RIAU ONLINE, PEKANBARU - Gubernur Riau nonaktif, Abdul Wahid, menyapa pendukungnya saat mendarat di Bandara Sultan Syarif Kasim (SSK) II Pekanbaru, Rabu, 11 Maret 2026.
Abdul Wahid yang mendapat pengawalan ketat dari aparat Kepolisian, TNI dan Kejaksaan, bersalaman dengan pendukungnya.

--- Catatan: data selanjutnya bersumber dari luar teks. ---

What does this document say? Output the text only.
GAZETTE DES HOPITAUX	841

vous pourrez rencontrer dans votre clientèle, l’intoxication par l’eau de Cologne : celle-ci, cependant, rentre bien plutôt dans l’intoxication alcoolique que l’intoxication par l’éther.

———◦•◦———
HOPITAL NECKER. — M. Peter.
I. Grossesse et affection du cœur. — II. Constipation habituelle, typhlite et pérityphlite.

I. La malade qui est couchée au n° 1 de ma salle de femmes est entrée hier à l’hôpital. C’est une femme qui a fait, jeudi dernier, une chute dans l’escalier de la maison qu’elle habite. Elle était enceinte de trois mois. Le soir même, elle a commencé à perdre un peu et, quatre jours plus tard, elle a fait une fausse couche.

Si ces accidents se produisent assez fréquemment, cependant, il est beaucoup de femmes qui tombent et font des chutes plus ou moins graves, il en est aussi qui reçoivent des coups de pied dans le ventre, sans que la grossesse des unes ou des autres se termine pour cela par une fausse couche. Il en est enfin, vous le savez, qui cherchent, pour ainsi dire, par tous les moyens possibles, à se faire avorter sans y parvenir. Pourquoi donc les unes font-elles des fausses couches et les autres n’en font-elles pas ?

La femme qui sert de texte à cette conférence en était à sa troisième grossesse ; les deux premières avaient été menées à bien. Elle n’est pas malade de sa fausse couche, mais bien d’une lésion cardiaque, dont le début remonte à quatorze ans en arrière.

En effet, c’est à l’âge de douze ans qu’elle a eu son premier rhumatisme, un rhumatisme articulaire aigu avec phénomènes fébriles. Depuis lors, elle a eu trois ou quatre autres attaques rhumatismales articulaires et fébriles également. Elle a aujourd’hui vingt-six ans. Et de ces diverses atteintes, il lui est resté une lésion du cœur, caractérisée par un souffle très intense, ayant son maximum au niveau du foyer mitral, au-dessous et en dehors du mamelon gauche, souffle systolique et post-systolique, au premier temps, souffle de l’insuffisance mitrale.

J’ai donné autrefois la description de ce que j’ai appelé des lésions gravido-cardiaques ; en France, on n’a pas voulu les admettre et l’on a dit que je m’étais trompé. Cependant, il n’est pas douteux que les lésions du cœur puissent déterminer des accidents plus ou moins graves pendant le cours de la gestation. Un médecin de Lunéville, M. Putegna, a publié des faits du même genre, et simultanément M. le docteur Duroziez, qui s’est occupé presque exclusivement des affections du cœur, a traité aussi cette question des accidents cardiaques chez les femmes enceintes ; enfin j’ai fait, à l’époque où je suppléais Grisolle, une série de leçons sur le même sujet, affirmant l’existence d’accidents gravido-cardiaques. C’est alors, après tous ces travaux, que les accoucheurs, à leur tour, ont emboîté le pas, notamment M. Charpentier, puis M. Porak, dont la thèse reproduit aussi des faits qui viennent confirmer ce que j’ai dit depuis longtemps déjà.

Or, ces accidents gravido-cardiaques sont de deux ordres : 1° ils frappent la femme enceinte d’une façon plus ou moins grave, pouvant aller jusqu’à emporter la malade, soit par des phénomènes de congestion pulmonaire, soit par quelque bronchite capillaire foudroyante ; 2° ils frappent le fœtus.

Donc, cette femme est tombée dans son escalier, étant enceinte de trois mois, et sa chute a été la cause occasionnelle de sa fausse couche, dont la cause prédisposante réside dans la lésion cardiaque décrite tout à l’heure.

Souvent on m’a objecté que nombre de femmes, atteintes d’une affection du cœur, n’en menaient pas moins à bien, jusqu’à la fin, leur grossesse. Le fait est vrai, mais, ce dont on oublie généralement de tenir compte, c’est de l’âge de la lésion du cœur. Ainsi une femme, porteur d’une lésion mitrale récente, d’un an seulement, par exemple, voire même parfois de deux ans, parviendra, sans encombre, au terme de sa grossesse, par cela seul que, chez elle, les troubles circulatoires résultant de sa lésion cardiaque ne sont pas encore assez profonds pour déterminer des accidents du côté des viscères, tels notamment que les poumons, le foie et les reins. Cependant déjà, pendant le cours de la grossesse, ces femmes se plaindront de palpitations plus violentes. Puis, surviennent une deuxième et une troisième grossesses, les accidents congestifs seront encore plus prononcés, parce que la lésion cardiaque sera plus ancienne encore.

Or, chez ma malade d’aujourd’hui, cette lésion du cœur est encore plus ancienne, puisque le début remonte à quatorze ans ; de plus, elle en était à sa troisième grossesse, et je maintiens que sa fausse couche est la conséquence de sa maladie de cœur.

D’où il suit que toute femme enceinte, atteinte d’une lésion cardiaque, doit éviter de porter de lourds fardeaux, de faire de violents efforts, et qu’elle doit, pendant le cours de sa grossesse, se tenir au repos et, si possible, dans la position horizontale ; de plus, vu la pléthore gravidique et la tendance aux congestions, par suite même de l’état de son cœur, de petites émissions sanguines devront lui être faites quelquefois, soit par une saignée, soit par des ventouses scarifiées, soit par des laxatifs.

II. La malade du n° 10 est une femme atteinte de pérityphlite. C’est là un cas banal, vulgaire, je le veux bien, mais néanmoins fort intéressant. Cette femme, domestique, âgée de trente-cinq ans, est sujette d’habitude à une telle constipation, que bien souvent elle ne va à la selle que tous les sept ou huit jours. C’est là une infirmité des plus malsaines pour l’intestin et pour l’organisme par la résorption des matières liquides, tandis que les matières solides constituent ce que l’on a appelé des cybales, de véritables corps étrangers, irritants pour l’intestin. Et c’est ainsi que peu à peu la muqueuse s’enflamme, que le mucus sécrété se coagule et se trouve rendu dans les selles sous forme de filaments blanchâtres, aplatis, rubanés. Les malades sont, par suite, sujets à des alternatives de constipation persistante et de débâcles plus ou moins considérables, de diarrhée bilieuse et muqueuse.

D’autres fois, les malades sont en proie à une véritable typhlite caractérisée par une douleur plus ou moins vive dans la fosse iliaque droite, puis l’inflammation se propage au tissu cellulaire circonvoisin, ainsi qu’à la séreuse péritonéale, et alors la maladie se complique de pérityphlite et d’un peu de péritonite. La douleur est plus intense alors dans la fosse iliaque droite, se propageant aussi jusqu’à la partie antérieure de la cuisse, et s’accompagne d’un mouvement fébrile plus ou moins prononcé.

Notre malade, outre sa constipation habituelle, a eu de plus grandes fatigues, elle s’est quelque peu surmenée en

Bahkan, ia mengacungkan jempol, melambaikan tangan, serta menjabat tangan pendukungnya meski dalam kondisi tangan terborgol dan memakai rompi KPK.

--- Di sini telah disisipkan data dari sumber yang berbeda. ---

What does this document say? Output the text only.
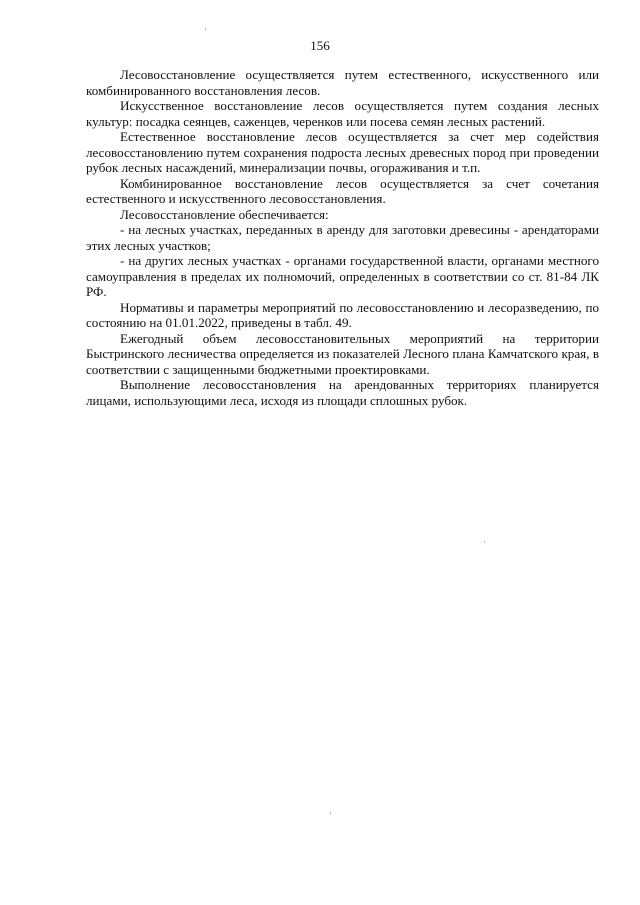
156

Лесовосстановление осуществляется путем естественного, искусственного или комбинированного восстановления лесов.

Искусственное восстановление лесов осуществляется путем создания лесных культур: посадка сеянцев, саженцев, черенков или посева семян лесных растений.

Естественное восстановление лесов осуществляется за счет мер содействия лесовосстановлению путем сохранения подроста лесных древесных пород при проведении рубок лесных насаждений, минерализации почвы, огораживания и т.п.

Комбинированное восстановление лесов осуществляется за счет сочетания естественного и искусственного лесовосстановления.

Лесовосстановление обеспечивается:

- на лесных участках, переданных в аренду для заготовки древесины - арендаторами этих лесных участков;

- на других лесных участках - органами государственной власти, органами местного самоуправления в пределах их полномочий, определенных в соответствии со ст. 81-84 ЛК РФ.

Нормативы и параметры мероприятий по лесовосстановлению и лесоразведению, по состоянию на 01.01.2022, приведены в табл. 49.

Ежегодный объем лесовосстановительных мероприятий на территории Быстринского лесничества определяется из показателей Лесного плана Камчатского края, в соответствии с защищенными бюджетными проектировками.

Выполнение лесовосстановления на арендованных территориях планируется лицами, использующими леса, исходя из площади сплошных рубок.
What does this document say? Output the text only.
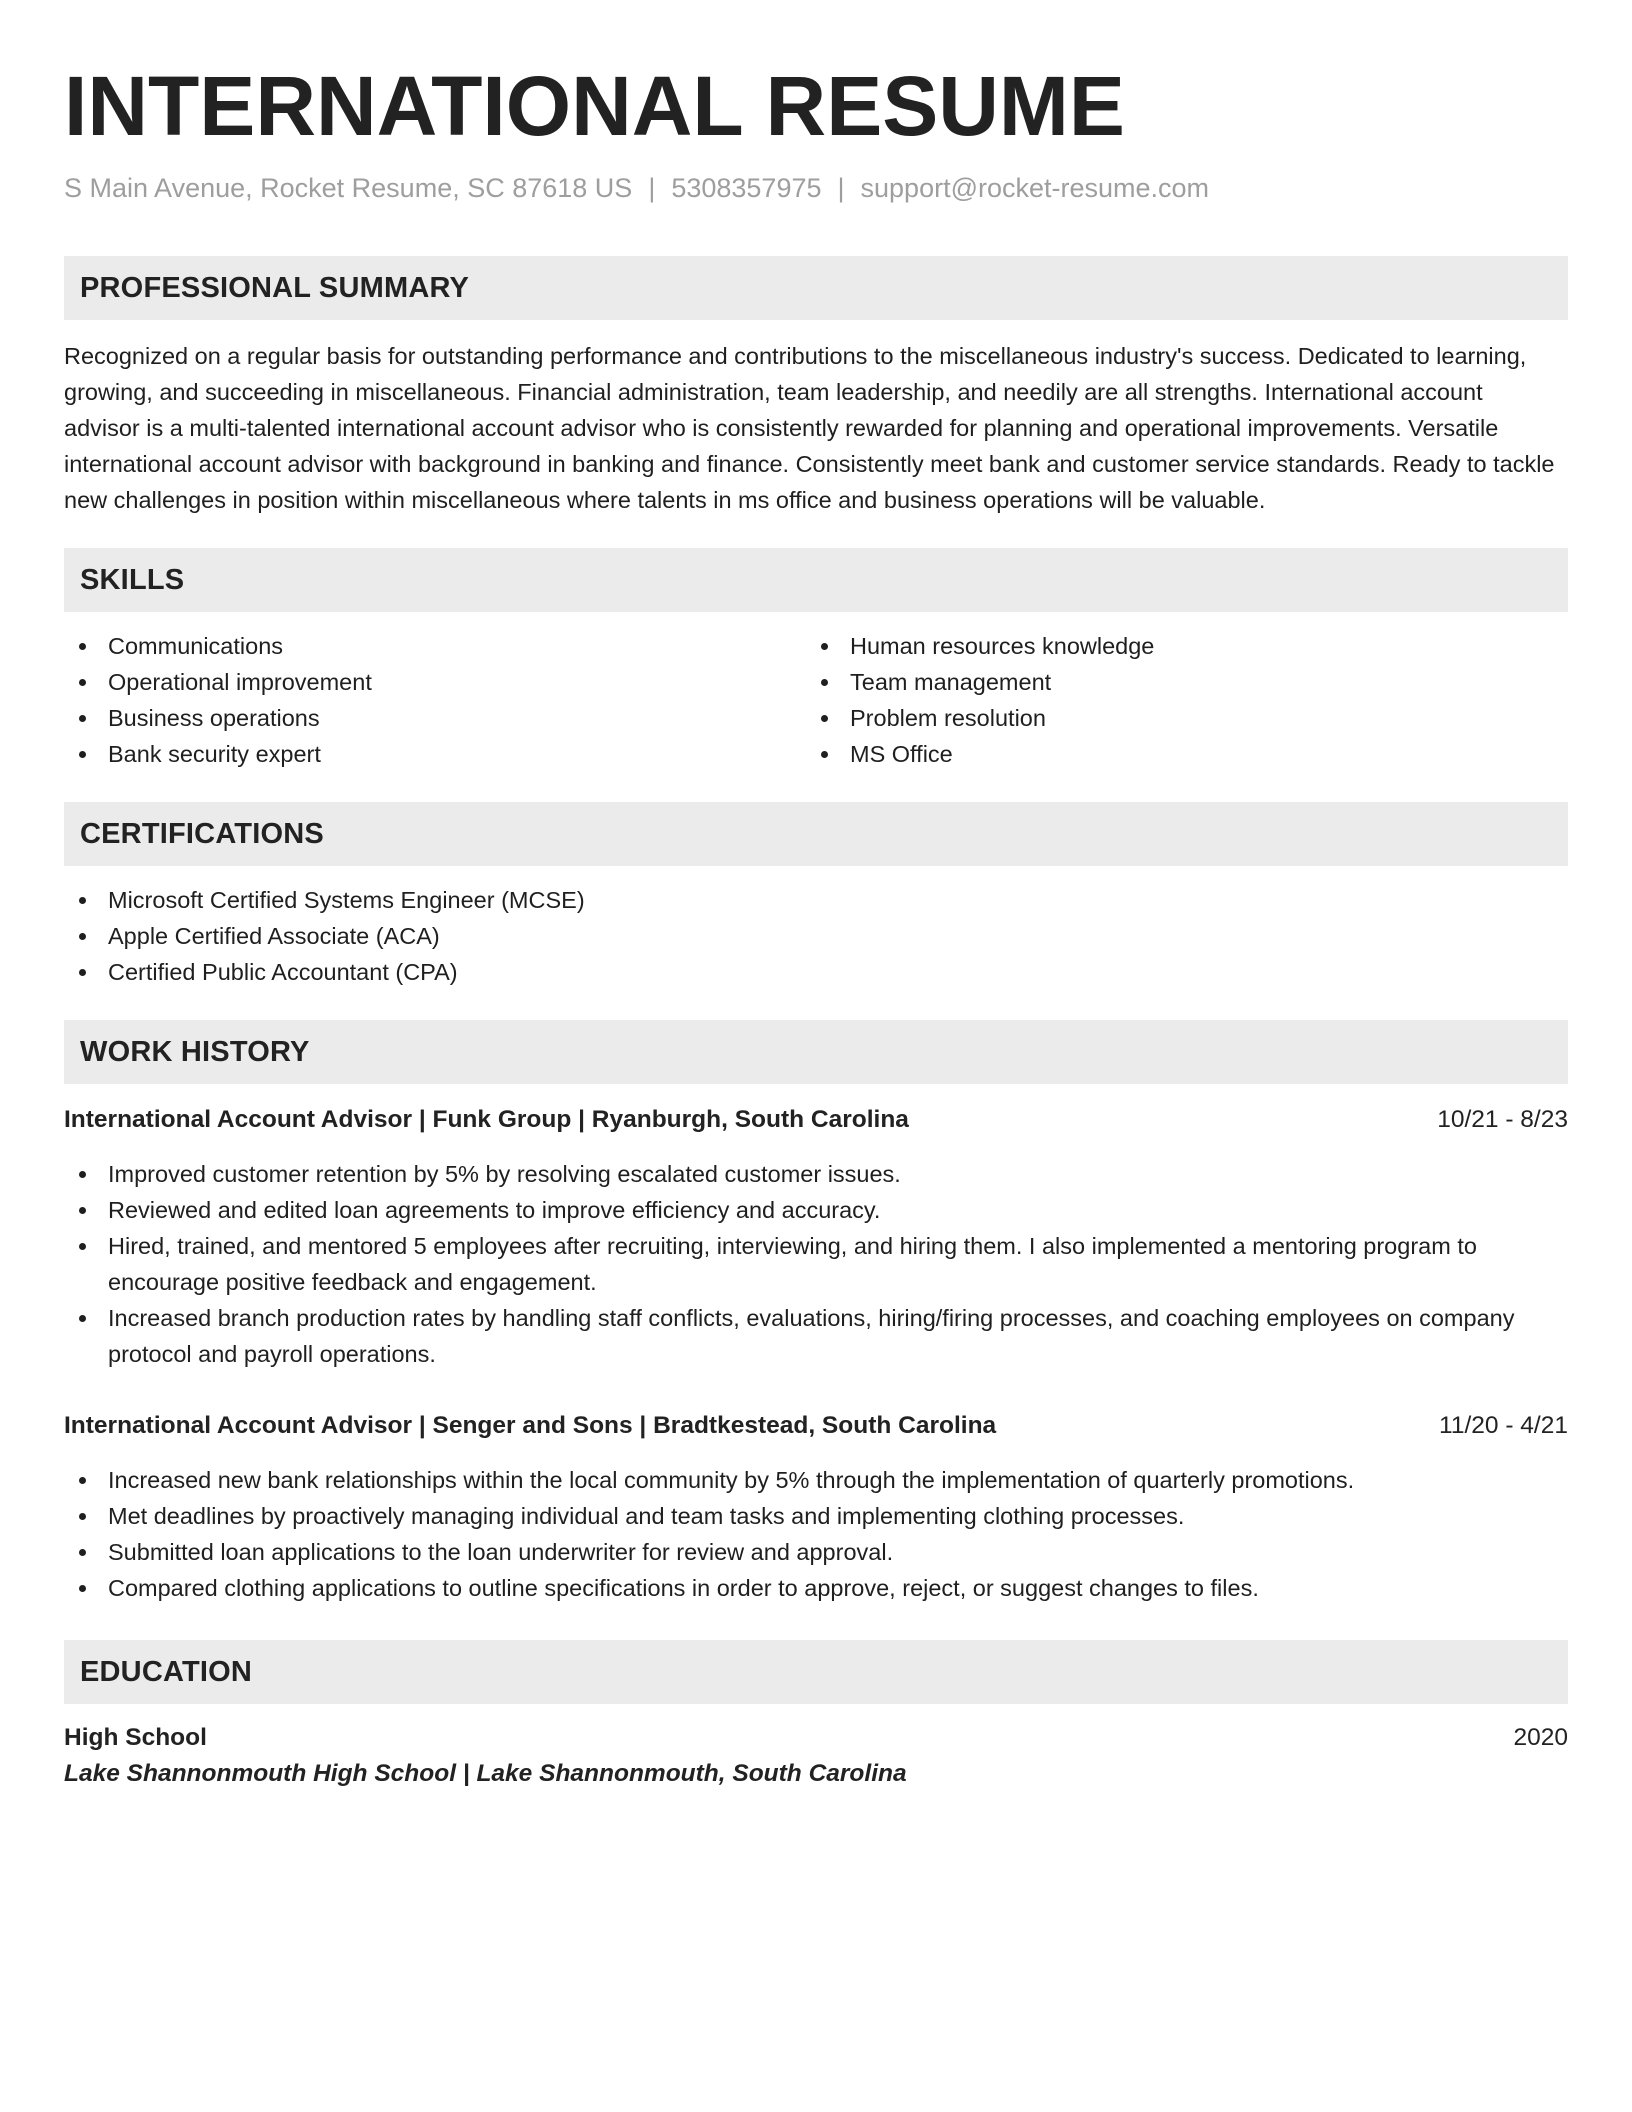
INTERNATIONAL RESUME
S Main Avenue, Rocket Resume, SC 87618 US | 5308357975 | support@rocket-resume.com
PROFESSIONAL SUMMARY

Recognized on a regular basis for outstanding performance and contributions to the miscellaneous industry's success. Dedicated to learning, growing, and succeeding in miscellaneous. Financial administration, team leadership, and needily are all strengths. International account advisor is a multi-talented international account advisor who is consistently rewarded for planning and operational improvements. Versatile international account advisor with background in banking and finance. Consistently meet bank and customer service standards. Ready to tackle new challenges in position within miscellaneous where talents in ms office and business operations will be valuable.

SKILLS
Communications
Operational improvement
Business operations
Bank security expert
Human resources knowledge
Team management
Problem resolution
MS Office
CERTIFICATIONS
Microsoft Certified Systems Engineer (MCSE)
Apple Certified Associate (ACA)
Certified Public Accountant (CPA)
WORK HISTORY
International Account Advisor | Funk Group | Ryanburgh, South Carolina	10/21 - 8/23
Improved customer retention by 5% by resolving escalated customer issues.
Reviewed and edited loan agreements to improve efficiency and accuracy.
Hired, trained, and mentored 5 employees after recruiting, interviewing, and hiring them. I also implemented a mentoring program to encourage positive feedback and engagement.
Increased branch production rates by handling staff conflicts, evaluations, hiring/firing processes, and coaching employees on company protocol and payroll operations.
International Account Advisor | Senger and Sons | Bradtkestead, South Carolina	11/20 - 4/21
Increased new bank relationships within the local community by 5% through the implementation of quarterly promotions.
Met deadlines by proactively managing individual and team tasks and implementing clothing processes.
Submitted loan applications to the loan underwriter for review and approval.
Compared clothing applications to outline specifications in order to approve, reject, or suggest changes to files.
EDUCATION
High School	2020
Lake Shannonmouth High School | Lake Shannonmouth, South Carolina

Saat awak media bertanya terkait kondisi kesehatannya, Abdul Wahid hanya membalas singkat "sehat,", kemudian berjalan menuju mobil tahanan.
Teriakan “Abdul Wahid tidak bersalah” dari para pendukungnya turut mengiringi langkah Abdul Wahid menuju mobil tahanan.

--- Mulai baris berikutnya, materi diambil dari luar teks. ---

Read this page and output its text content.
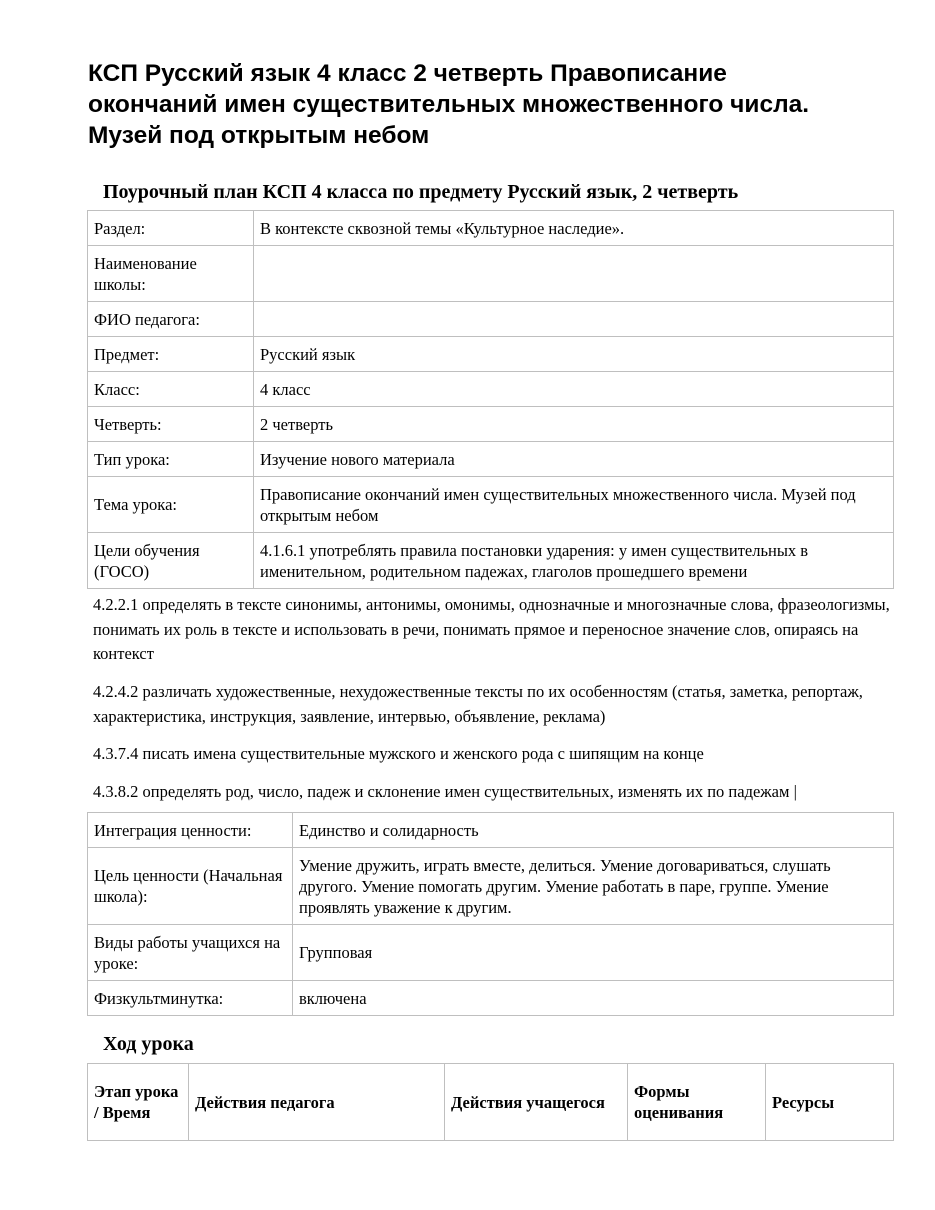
КСП Русский язык 4 класс 2 четверть Правописание окончаний имен существительных множественного числа. Музей под открытым небом
Поурочный план КСП 4 класса по предмету Русский язык, 2 четверть
Раздел:	В контексте сквозной темы «Культурное наследие».
Наименование школы:	
ФИО педагога:	
Предмет:	Русский язык
Класс:	4 класс
Четверть:	2 четверть
Тип урока:	Изучение нового материала
Тема урока:	Правописание окончаний имен существительных множественного числа. Музей под открытым небом
Цели обучения (ГОСО)	4.1.6.1 употреблять правила постановки ударения: у имен существительных в именительном, родительном падежах, глаголов прошедшего времени

4.2.2.1 определять в тексте синонимы, антонимы, омонимы, однозначные и многозначные слова, фразеологизмы, понимать их роль в тексте и использовать в речи, понимать прямое и переносное значение слов, опираясь на контекст

4.2.4.2 различать художественные, нехудожественные тексты по их особенностям (статья, заметка, репортаж, характеристика, инструкция, заявление, интервью, объявление, реклама)

4.3.7.4 писать имена существительные мужского и женского рода с шипящим на конце

4.3.8.2 определять род, число, падеж и склонение имен существительных, изменять их по падежам |

Интеграция ценности:	Единство и солидарность
Цель ценности (Начальная школа):	Умение дружить, играть вместе, делиться. Умение договариваться, слушать другого. Умение помогать другим. Умение работать в паре, группе. Умение проявлять уважение к другим.
Виды работы учащихся на уроке:	Групповая
Физкультминутка:	включена
Ход урока
Этап урока / Время	Действия педагога	Действия учащегося	Формы оценивания	Ресурсы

"Pak Gub benar, Pak Gub tidak bersalah," teriak salah seorang pendukungnya.
Sementara itu, Jaksa Penuntut Umum (JPU) KPK memindahkan penahanan para terdakwa dalam perkara dugaan tindak pidana korupsi (TPK) berupa pemerasan di lingkungan Pemerintah Provinsi Riau, Rabu, 11 Maret 2026.
Pemindahan penahanan ini dilakukan sebagai bagian dari persiapan proses persidangan yang akan segera digelar di Pengadilan Tindak Pidana Korupsi (Tipikor).
"Dalam pemindahan tersebut, terdakwa Abdul Wahid yang merupakan Gubernur Riau nonaktif bersama Muhammad Arif Setiawan, Kepala Dinas Pekerjaan Umum dan Penataan Ruang (PUPR) Provinsi Riau, kini ditahan di Rumah Tahanan (Rutan) Pekanbaru," ujar Jubir KPK, Budi Prasetyo.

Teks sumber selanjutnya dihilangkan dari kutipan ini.